Cecily Brown Shows Her Women Uptown

For her most recent exhibition at Gagosian Gallery, Cecily Brown focused on art’s most enduring subject: the female nude. Groups of them cluster on six canvases, their shapes drawn from gray gradients and bold highlights, and articulated in wispy strokes and amorphous planes.

Echoes of other artists, styles, or, as one man said to Brown, “ourselves,” are all valid observations: “I’ve really let a lot of influence come out recently,” says Brown, listing German Expressionism, Francis Bacon, James Ensor, and Edvard Munch as examples. “They’re not appropriated,” she adds. “They just have ancestors in different art historical places.” Working with so many faces, she felt freed from a single genre. “One face might be more photographic, one might be from Munch, one from Ensor. My husband said one looks just like the Virgin Mary.”
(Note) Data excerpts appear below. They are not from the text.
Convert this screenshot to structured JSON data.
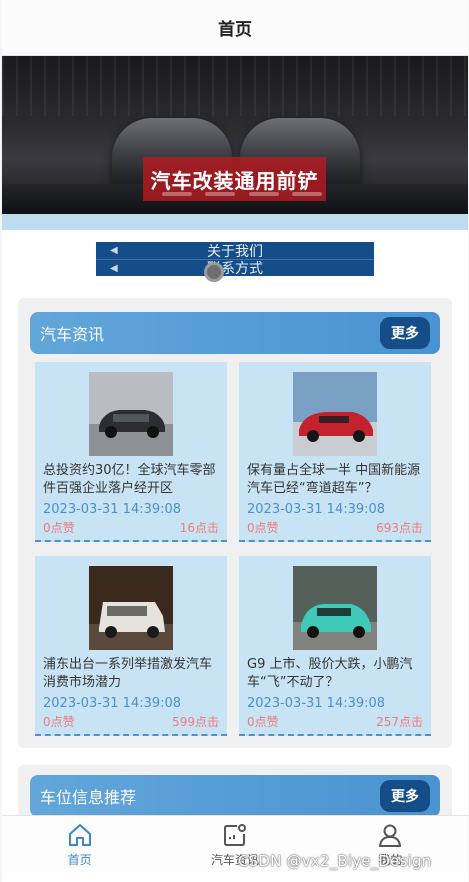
{
  "header": {
    "title": "首页"
  },
  "banner": {
    "headline": "汽车改装通用前铲"
  },
  "menu": {
    "items": [
      {
        "label": "关于我们"
      },
      {
        "label": "联系方式"
      }
    ]
  },
  "news": {
    "title": "汽车资讯",
    "more_label": "更多",
    "items": [
      {
        "title": "总投资约30亿！全球汽车零部件百强企业落户经开区",
        "time": "2023-03-31 14:39:08",
        "likes": "0点赞",
        "clicks": "16点击",
        "image": "dark-sports-car-photo"
      },
      {
        "title": "保有量占全球一半 中国新能源汽车已经“弯道超车”？",
        "time": "2023-03-31 14:39:08",
        "likes": "0点赞",
        "clicks": "693点击",
        "image": "red-concept-car-photo"
      },
      {
        "title": "浦东出台一系列举措激发汽车消费市场潜力",
        "time": "2023-03-31 14:39:08",
        "likes": "0点赞",
        "clicks": "599点击",
        "image": "white-suv-photo"
      },
      {
        "title": "G9 上市、股价大跌，小鹏汽车“飞”不动了？",
        "time": "2023-03-31 14:39:08",
        "likes": "0点赞",
        "clicks": "257点击",
        "image": "teal-suv-photo"
      }
    ]
  },
  "parking": {
    "title": "车位信息推荐",
    "more_label": "更多"
  },
  "tabbar": {
    "tabs": [
      {
        "label": "首页",
        "icon": "home-icon",
        "active": true
      },
      {
        "label": "汽车资讯",
        "icon": "news-icon",
        "active": false
      },
      {
        "label": "我的",
        "icon": "user-icon",
        "active": false
      }
    ]
  },
  "watermark": "CSDN @vx2_Biye_Design",
  "colors": {
    "accent": "#4a93d1",
    "dark_blue": "#154d88",
    "card_bg": "#c8e4f4",
    "like_red": "#f07b7b"
  }
}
An iconic image of contemporary origin was her starting point: “It’s the cover of Jimi Hendrix’s [1968 album] Electric Ladyland,” she discloses. It became her working motif, informing, but not dictating, the crowds of women. “Formally, I was drawn to it,”  she explains, citing the arrangement of the women—”like a pile of body parts.”

Fixating on the composition, Brown experimented with fragmenting the figures and rebuilding them. “It becomes its own painterly world, and the women come and go,” she describes. Situated in an indefinite space, “it feels more psychological, or from something in your memory.” Brown’s women appear more ghostlike than Hendrix girl–”I certainly didn’t want to paint a room full of groupies.”

But she too is waiting to learn their meaning. “I’m not the kind of artist who has an idea and then carries it out; it’s more like I find what the idea was through doing the paintings,” she says. “I’ll probably have all sorts of brilliant thoughts when I actually spend time looking at them.”

CECILY BROWN’S PAINTINGS ARE ON DISPLAY AT THE GAGOSIAN GALLERY IN NEW YORK,  980 MADISON AVENUE, THROUGH JUNE 22.